Line Mobile - Finn Mobile  (stylised as Line Mobile - Finn Mobile) is a division by Line Corporation operates mobile virtual network operator service in Japan and Taiwan, while in Thailand it operates as a light MVNO service provide ( MVNO network structure By DTAC ( DTN ) r. Unlike LINE's other service LINE Out (which operates as a paid VoIP service), Finn Mobile
offers SIM card plans.

History
Line Mobile was launched in Japan in September 2016 by LINE MOBILE Corporation, a subsidiary of Line Corporation. It initially operates on the NTT DoCoMo network. In Japan, Line Mobile offers plans including free access to LINE application and social network services.
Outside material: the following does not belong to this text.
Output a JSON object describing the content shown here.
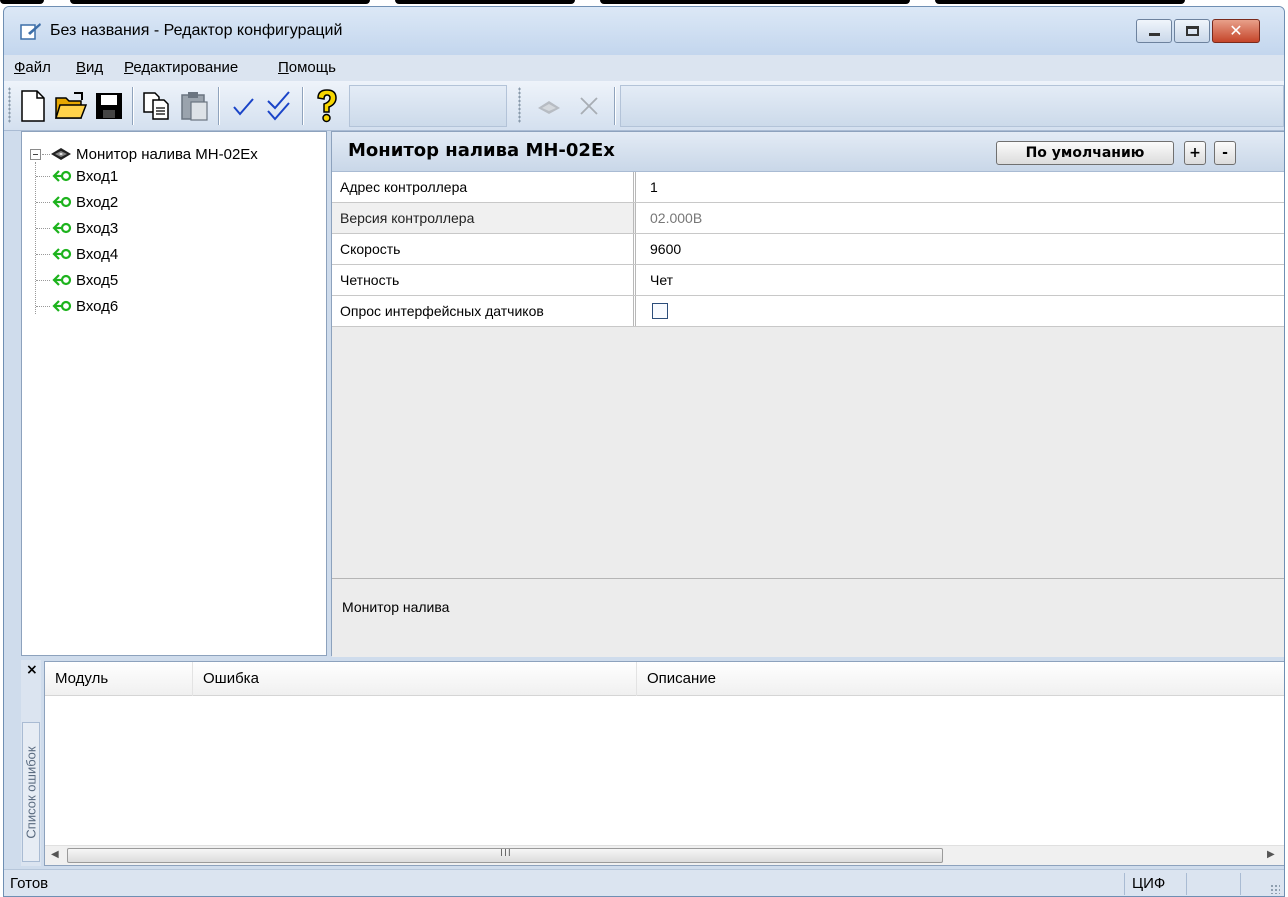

In January 2018, it is announced that LINE Corporation and Softbank Corp had agreed a partnership for Line Mobile. As a result of the partnership, Softbank will hold 51% stake in Line Mobile Corporation. Line Mobile added Softbank network to its service starting July 2018.

International operations

Thailand
Line Mobile operates in Thailand as a sub-licensing brand on the traditional mobile operator dtac, as its agreement with Line Mobile Thailand is limited to brand licensing. The setup, which is similar to Virgin Mobile's MVNO licensing setup was challenged by telecom consultants, and the network operators, Advanced Info Service and TrueMove, for setting up a MVNO, without a MVNO license, to avoid paying regulatory fees.

The National Broadcasting and Telecommunications Commission (NBTC), decided Line Mobile would not have to apply for a license under the mobile virtual network operator (MVNO) scheme, despite being classified as a MVNO in Japan and Taiwan. However, in its resolution, the NBTC board will keep monitoring Line Mobile and ordered it to amend its online registration system as it violates existing regulations, which require registration to be done at a service point in person with an ID card. The NBTC also ordered Line Mobile to improve awareness of the product's features and ownership to its customers, many of whom may lack of essential information about the service, said NBTC secretary-general Takorn Tantasith. "Line Mobile must strictly adhere to the order of the NBTC board, or face punishment by the regulator," Mr Takorn said.

On September 16, 2019 Line Mobile Thailand, announced it would be renamed to Finn Mobile.

Dtac has yet provided any public information about the number of subscribers of Finn Mobile, since its launch a year ago. However, the app needed to use the service, has 50,000+ downloads on Google Play, and a rating of 4.6 (out of five) based on 5,200 ratings on Apples App store, as of September 2020.

Taiwan
Line Mobile operates in Taiwan as an MVNO services operates on the FarEasTone network. Line Mobile offers cheaper broadband plans with throttled speed, as well as standard 4G speed in regular price.

On 19 April 2021, Line Mobile in Taiwan was merged into FarEasTone network due to contract expiration.